Para as mulheres, além do tempo perdido, há ainda outras preocupações com a insegurança pública que tornam o transporte público, a espera e as caminhadas desacompanhadas ainda mais temidas.
Segundo um estudo recente da Oxford Economics, as mulheres consideram a segurança (73%) como o principal fator de escolha para o transporte. Além disso, elas têm menor flexibilidade no deslocamento para o trabalho. De acordo com a pesquisa, mulheres no Brasil são menos propensas do que homens a afirmar que encontrariam outras formas de ir ao trabalho caso o serviço de transporte por aplicativo não estivesse disponível (49% dos homens e 32% das mulheres).
Isso ajuda a explicar por que a modalidade de Uber Moto atrai maioria feminina entre os usuários na América Latina. De acordo com pesquisas de mercado da empresa, as mulheres representam cerca de seis em cada dez passageiros da modalidade em cidades do Brasil, México e da Colômbia.
Conexão entre a periferia e transporte público
Para os usuários, o transporte por motoapp geralmente funciona como um complemento a trajetos por transporte público. As baldeações e a utilização de múltiplos modais são comuns na capital paulista para cobrir o chamado “último quilômetro” – entre uma estação de metrô ou trem e a moradia. Hoje, há poucas alternativas para cobrir esse trecho final nas periferias.
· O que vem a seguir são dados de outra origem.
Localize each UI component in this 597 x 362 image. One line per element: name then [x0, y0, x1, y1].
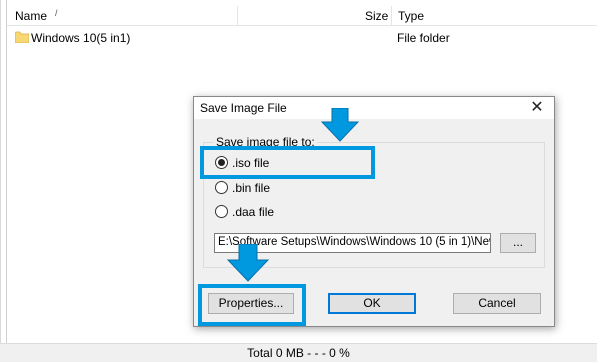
splitter-edge[interactable]: [1, 0, 7, 343]
ok-button[interactable]: OK: [328, 293, 416, 314]
radio-button[interactable]: [215, 205, 228, 218]
radio-label: .daa file: [232, 205, 275, 219]
column-divider[interactable]: [237, 6, 238, 26]
browse-button[interactable]: ...: [500, 233, 536, 253]
column-header: Name / Size Type: [7, 6, 597, 26]
status-text: Total 0 MB - - - 0 %: [247, 346, 350, 360]
list-item[interactable]: Windows 10(5 in1) File folder: [15, 30, 585, 46]
arrow-down-icon: [320, 108, 360, 142]
highlight-properties-button: [198, 284, 306, 326]
radio-label: .bin file: [232, 181, 271, 195]
highlight-iso-option: [200, 146, 375, 179]
file-type: File folder: [397, 31, 450, 45]
column-name-header[interactable]: Name: [15, 9, 47, 23]
close-icon[interactable]: ✕: [526, 98, 548, 118]
folder-icon: [15, 31, 29, 43]
file-name: Windows 10(5 in1): [31, 31, 131, 45]
dialog-title: Save Image File: [200, 101, 287, 115]
cancel-button[interactable]: Cancel: [453, 293, 541, 314]
column-type-header[interactable]: Type: [398, 9, 424, 23]
column-size-header[interactable]: Size: [365, 9, 388, 23]
arrow-down-icon: [226, 244, 270, 282]
sort-indicator-icon: /: [55, 8, 58, 18]
status-bar: Total 0 MB - - - 0 %: [0, 343, 597, 362]
column-divider[interactable]: [391, 6, 392, 26]
dialog-titlebar[interactable]: Save Image File ✕: [194, 97, 554, 119]
radio-button[interactable]: [215, 181, 228, 194]
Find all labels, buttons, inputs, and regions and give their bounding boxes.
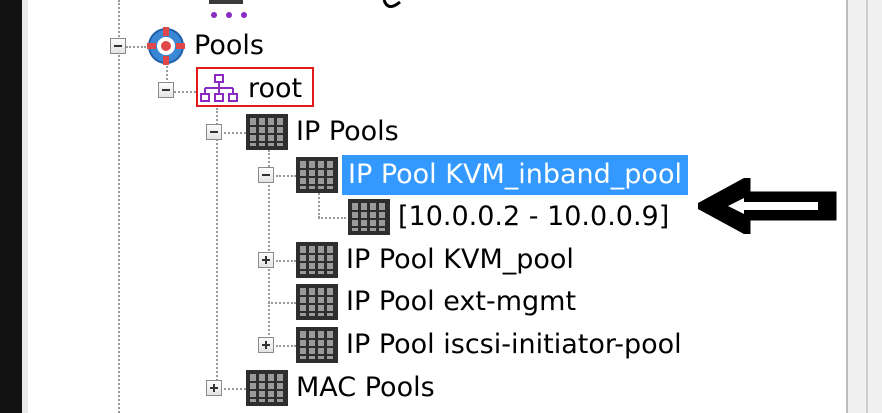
tree-line [268,302,296,304]
tree-node-ip-range[interactable]: [10.0.0.2 - 10.0.0.9] [398,199,669,235]
tree-node-iscsi-initiator-pool[interactable]: IP Pool iscsi-initiator-pool [346,327,682,363]
tree-line [118,0,120,413]
tree-line [126,46,146,48]
window-frame-left-border [22,0,28,413]
server-rack-icon [246,114,288,150]
tree-node-ext-mgmt[interactable]: IP Pool ext-mgmt [346,284,576,320]
server-rack-icon [296,242,338,278]
tree-line [224,132,246,134]
collapse-root-toggle[interactable] [158,82,174,98]
tree-line [216,108,218,388]
tree-node-pools[interactable]: Pools [194,28,264,64]
server-rack-icon [348,199,390,235]
tree-line [174,91,196,93]
expand-kvm-pool-toggle[interactable] [258,252,274,268]
server-rack-icon [296,157,338,193]
cut-off-node-label [378,0,408,16]
collapse-ip-pools-toggle[interactable] [206,124,222,140]
org-tree-icon [199,73,239,105]
server-rack-icon [296,327,338,363]
server-rack-icon [296,284,338,320]
tree-line [318,190,320,218]
expand-mac-pools-toggle[interactable] [206,380,222,396]
tree-node-ip-pools[interactable]: IP Pools [296,114,399,150]
tree-line [276,175,296,177]
tree-line [224,388,246,390]
collapse-kvm-inband-toggle[interactable] [258,167,274,183]
tree-line [318,217,346,219]
vertical-scrollbar[interactable] [846,0,882,413]
arrow-left-icon [692,174,838,238]
tree-node-kvm-inband-pool[interactable]: IP Pool KVM_inband_pool [342,155,688,195]
tree-line [276,345,296,347]
tree-node-root[interactable]: root [248,71,302,107]
tree-node-mac-pools[interactable]: MAC Pools [296,370,435,406]
server-rack-icon [246,370,288,406]
tree-node-kvm-pool[interactable]: IP Pool KVM_pool [346,242,574,278]
tree-line [276,260,296,262]
pools-icon [146,26,186,66]
window-frame-left [0,0,22,413]
cut-off-node-icon [205,0,265,20]
expand-iscsi-pool-toggle[interactable] [258,337,274,353]
collapse-pools-toggle[interactable] [110,38,126,54]
scrollbar-track[interactable] [866,0,868,413]
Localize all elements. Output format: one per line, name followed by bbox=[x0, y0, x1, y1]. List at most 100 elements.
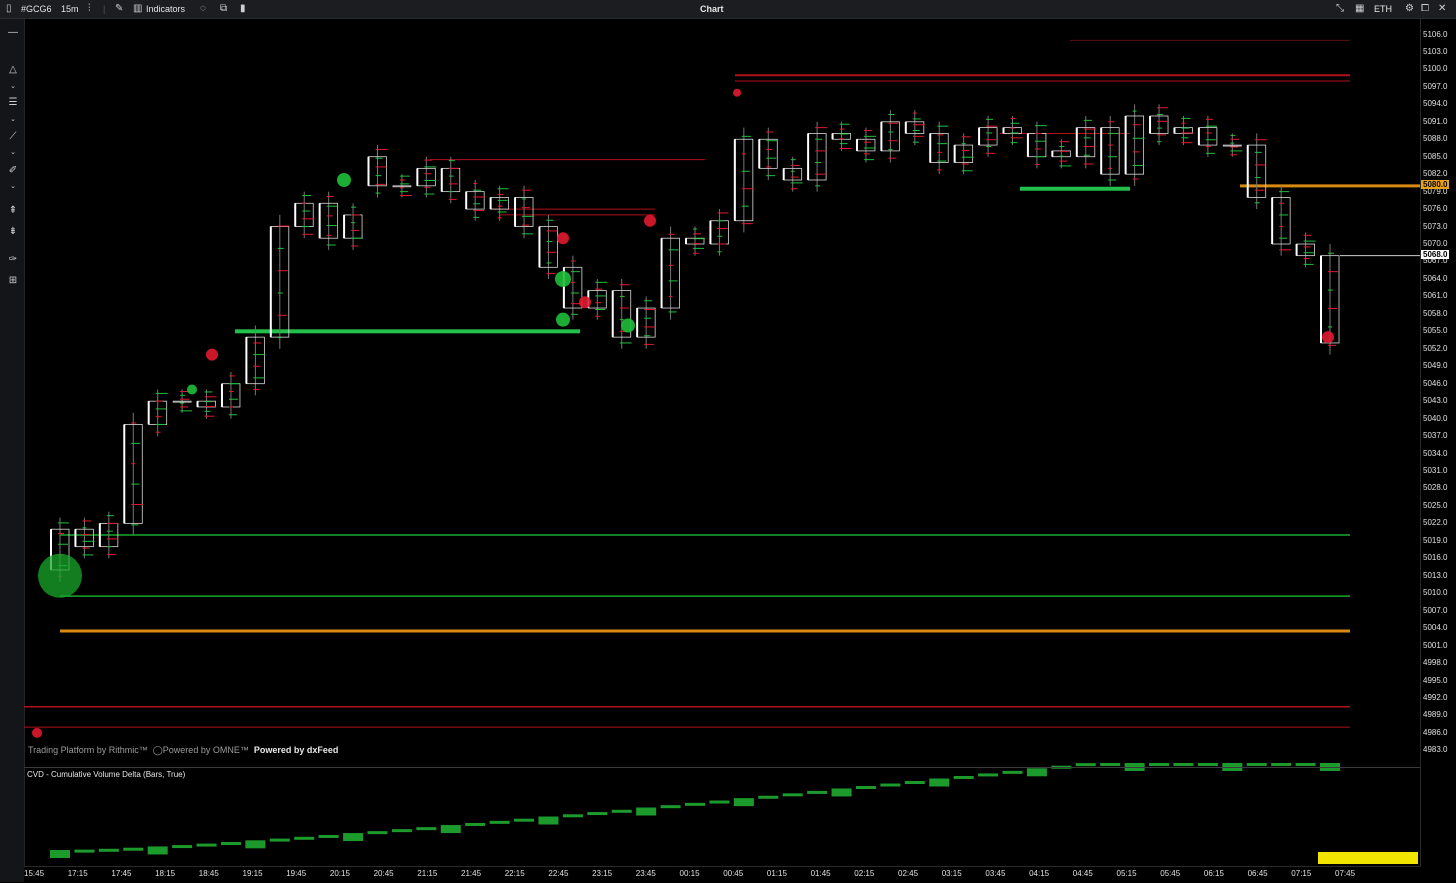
price-tick-label: 5064.0 bbox=[1423, 273, 1448, 283]
cvd-title: CVD - Cumulative Volume Delta (Bars, Tru… bbox=[27, 770, 186, 779]
volume-node-bar bbox=[235, 329, 580, 334]
cvd-bar bbox=[953, 775, 974, 779]
cvd-bar bbox=[1100, 763, 1121, 766]
price-tick-label: 5088.0 bbox=[1423, 134, 1448, 144]
cvd-bar bbox=[1173, 763, 1194, 766]
time-tick-label: 05:45 bbox=[1160, 869, 1181, 878]
time-tick-label: 19:15 bbox=[242, 869, 263, 878]
imbalance-bubble bbox=[32, 727, 42, 738]
cvd-bar bbox=[220, 841, 241, 845]
cvd-bar bbox=[440, 825, 461, 834]
cvd-bar bbox=[318, 834, 339, 838]
imbalance-bubble bbox=[206, 348, 218, 361]
price-tick-label: 5025.0 bbox=[1423, 500, 1448, 510]
price-tick-label: 5103.0 bbox=[1423, 46, 1448, 56]
price-tick-label: 4983.0 bbox=[1423, 745, 1448, 755]
cvd-bar bbox=[172, 845, 193, 849]
cvd-bar bbox=[1026, 768, 1047, 777]
time-tick-label: 03:45 bbox=[985, 869, 1006, 878]
cvd-bar bbox=[74, 849, 95, 853]
price-tick-label: 5040.0 bbox=[1423, 413, 1448, 423]
imbalance-bubble bbox=[579, 296, 591, 309]
time-tick-label: 22:15 bbox=[504, 869, 525, 878]
price-tick-label: 5016.0 bbox=[1423, 553, 1448, 563]
time-tick-label: 23:15 bbox=[592, 869, 613, 878]
price-tick-label: 5010.0 bbox=[1423, 588, 1448, 598]
time-tick-label: 21:15 bbox=[417, 869, 438, 878]
cvd-bar bbox=[855, 785, 876, 789]
cvd-bar bbox=[733, 798, 754, 807]
time-tick-label: 18:15 bbox=[155, 869, 176, 878]
pane-separator[interactable] bbox=[24, 767, 1420, 768]
time-tick-label: 22:45 bbox=[548, 869, 569, 878]
cvd-bar bbox=[1246, 763, 1267, 766]
price-tick-label: 4989.0 bbox=[1423, 710, 1448, 720]
price-tick-label: 5070.0 bbox=[1423, 239, 1448, 249]
cvd-bar bbox=[904, 781, 925, 785]
time-axis[interactable]: 15:45 17:15 17:45 18:15 18:45 19:15 19:45 20:15… bbox=[24, 866, 1420, 883]
price-tick-label: 5001.0 bbox=[1423, 640, 1448, 650]
cvd-bar bbox=[1149, 763, 1170, 766]
cvd-bar bbox=[587, 812, 608, 816]
cvd-bar bbox=[269, 838, 290, 842]
cvd-bar bbox=[294, 836, 315, 840]
cvd-bar bbox=[465, 822, 486, 826]
time-tick-label: 03:15 bbox=[941, 869, 962, 878]
time-tick-label: 06:15 bbox=[1203, 869, 1224, 878]
cvd-bar bbox=[709, 800, 730, 804]
time-tick-label: 02:15 bbox=[854, 869, 875, 878]
price-tick-label: 5034.0 bbox=[1423, 448, 1448, 458]
dxfeed-credit: Powered by dxFeed bbox=[253, 745, 339, 755]
cvd-bar bbox=[1295, 763, 1316, 766]
imbalance-bubble bbox=[557, 232, 569, 245]
cvd-bar bbox=[978, 773, 999, 777]
price-tick-label: 5094.0 bbox=[1423, 99, 1448, 109]
price-tick-label: 5043.0 bbox=[1423, 396, 1448, 406]
imbalance-bubble bbox=[1322, 331, 1334, 344]
price-tick-label: 5061.0 bbox=[1423, 291, 1448, 301]
price-tick-label: 4992.0 bbox=[1423, 692, 1448, 702]
time-tick-label: 02:45 bbox=[898, 869, 919, 878]
cvd-bar bbox=[489, 820, 510, 824]
cvd-bar bbox=[416, 827, 437, 831]
price-tick-label: 5082.0 bbox=[1423, 169, 1448, 179]
imbalance-bubble bbox=[555, 270, 571, 287]
price-tick-label: 5058.0 bbox=[1423, 308, 1448, 318]
cvd-bar bbox=[391, 829, 412, 833]
cvd-bar bbox=[880, 783, 901, 787]
cvd-bar bbox=[1197, 763, 1218, 766]
price-tick-label: 5022.0 bbox=[1423, 518, 1448, 528]
omne-credit: Powered by OMNE™ bbox=[162, 745, 249, 755]
time-tick-label: 20:45 bbox=[373, 869, 394, 878]
cvd-bar bbox=[538, 816, 559, 825]
price-tick-label: 5076.0 bbox=[1423, 204, 1448, 214]
time-tick-label: 07:15 bbox=[1291, 869, 1312, 878]
current-price-tag: 5068.0 bbox=[1421, 249, 1450, 259]
price-tick-label: 5106.0 bbox=[1423, 29, 1448, 39]
imbalance-bubble bbox=[337, 173, 351, 187]
price-tick-label: 4986.0 bbox=[1423, 727, 1448, 737]
price-axis[interactable]: 5106.0 5103.0 5100.0 5097.0 5094.0 5091.0 5088… bbox=[1420, 19, 1456, 867]
price-tick-label: 5037.0 bbox=[1423, 431, 1448, 441]
price-tick-label: 5013.0 bbox=[1423, 570, 1448, 580]
cvd-bar bbox=[50, 850, 70, 858]
cvd-bar bbox=[1271, 763, 1292, 766]
cvd-bar bbox=[123, 847, 144, 851]
rithmic-credit: Trading Platform by Rithmic™ bbox=[28, 745, 148, 755]
time-tick-label: 18:45 bbox=[198, 869, 219, 878]
time-tick-label: 19:45 bbox=[286, 869, 307, 878]
price-tick-label: 5031.0 bbox=[1423, 466, 1448, 475]
price-tick-label: 5046.0 bbox=[1423, 378, 1448, 388]
time-tick-label: 04:45 bbox=[1072, 869, 1093, 878]
imbalance-bubble bbox=[187, 384, 197, 395]
cvd-bar bbox=[343, 833, 364, 842]
imbalance-bubble bbox=[38, 553, 82, 598]
cvd-bar bbox=[636, 807, 657, 816]
time-tick-label: 04:15 bbox=[1029, 869, 1050, 878]
price-tick-label: 5052.0 bbox=[1423, 343, 1448, 353]
time-tick-label: 00:45 bbox=[723, 869, 744, 878]
price-tick-label: 5004.0 bbox=[1423, 623, 1448, 633]
time-tick-label: 23:45 bbox=[635, 869, 656, 878]
price-tick-label: 5007.0 bbox=[1423, 605, 1448, 615]
time-tick-label: 00:15 bbox=[679, 869, 700, 878]
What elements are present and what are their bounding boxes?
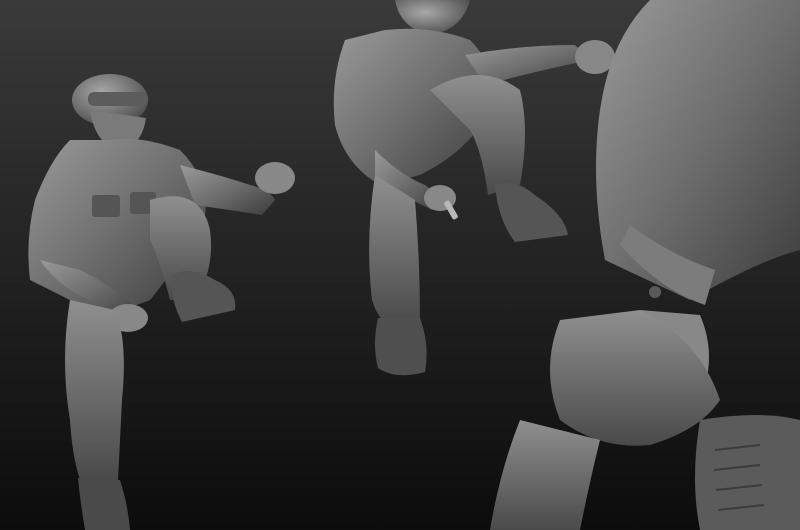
cuff-button [649,286,661,298]
raised-hand [255,162,295,194]
chest-pocket [92,195,120,217]
jacket [596,0,800,300]
sculpt-viewport [0,0,800,530]
goggles [88,92,148,106]
standing-leg [65,300,124,480]
raised-hand [575,40,615,74]
boot [695,415,800,530]
sculpt-render [0,0,800,530]
boot [375,318,427,376]
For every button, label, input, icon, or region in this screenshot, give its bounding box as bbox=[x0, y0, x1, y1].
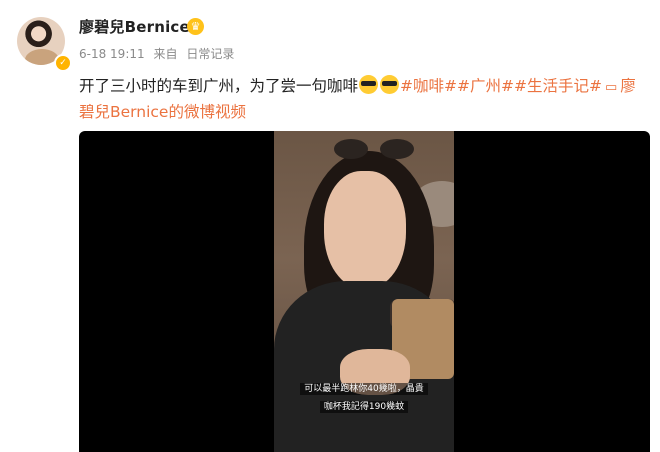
verified-badge-icon: ✓ bbox=[54, 54, 72, 72]
post-text: 开了三小时的车到广州，为了尝一句咖啡 #咖啡##广州##生活手记# ▭ 廖碧兒Bern… bbox=[79, 74, 644, 125]
source-prefix: 来自 bbox=[153, 47, 178, 61]
video-link-icon[interactable]: ▭ bbox=[605, 75, 617, 100]
post-source[interactable]: 日常记录 bbox=[186, 47, 234, 61]
sunglasses-emoji-icon bbox=[359, 75, 379, 94]
video-subtitle-line1: 可以最半跑林你40幾啦，晶貴 bbox=[274, 381, 454, 395]
post-date[interactable]: 6-18 19:11 bbox=[79, 47, 145, 61]
video-player[interactable]: 可以最半跑林你40幾啦，晶貴 咖杯我記得190幾蚊 bbox=[79, 131, 650, 452]
member-crown-icon[interactable]: ♛ bbox=[187, 18, 204, 35]
hashtag-guangzhou[interactable]: #广州# bbox=[457, 77, 514, 95]
hashtag-life-notes[interactable]: #生活手记# bbox=[514, 77, 602, 95]
post-meta: 6-18 19:11 来自 日常记录 bbox=[79, 45, 239, 62]
hashtag-coffee[interactable]: #咖啡# bbox=[400, 77, 457, 95]
sunglasses-shape bbox=[334, 139, 418, 161]
video-subtitle-line2: 咖杯我記得190幾蚊 bbox=[274, 399, 454, 413]
video-frame[interactable]: 可以最半跑林你40幾啦，晶貴 咖杯我記得190幾蚊 bbox=[274, 131, 454, 452]
sunglasses-emoji-icon bbox=[380, 75, 400, 94]
post-text-main: 开了三小时的车到广州，为了尝一句咖啡 bbox=[79, 77, 359, 95]
face-shape bbox=[324, 171, 406, 289]
username[interactable]: 廖碧兒Bernice bbox=[79, 16, 190, 37]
Enquanto nas regiões centrais, o aluguel de patinetes elétricos e bicicletas se tornou presença comum na cidade para completar os deslocamentos, o mesmo não acontece nos bairros da periferia. Aliás, as ciclovias e ciclofaixas se concentram nas regiões do Centro Expandido de São Paulo, como mostra o Mapa de Infraestrutura Cicloviária da Prefeitura de São Paulo.
Assim, a população de menor renda e que vive em áreas afastadas se torna mais carente de novas alternativas. Cerca de uma em cada três pessoas que responderam à pesquisa da Uber usou motoapp para se conectar a uma estação de metrô ou a um ponto de ônibus. Os dados confirmam isso: os embarques com Uber Moto foram densos – e muito mais expressivos do que os de quatro rodas – em bairros menos atendidos pela mobilidade urbana.
A alternativa pode ser uma opção prática, ao se conectar ao transporte público, para melhorar a mobilidade da população paulista, sobretudo moradora de periferias, com menor renda e mulheres.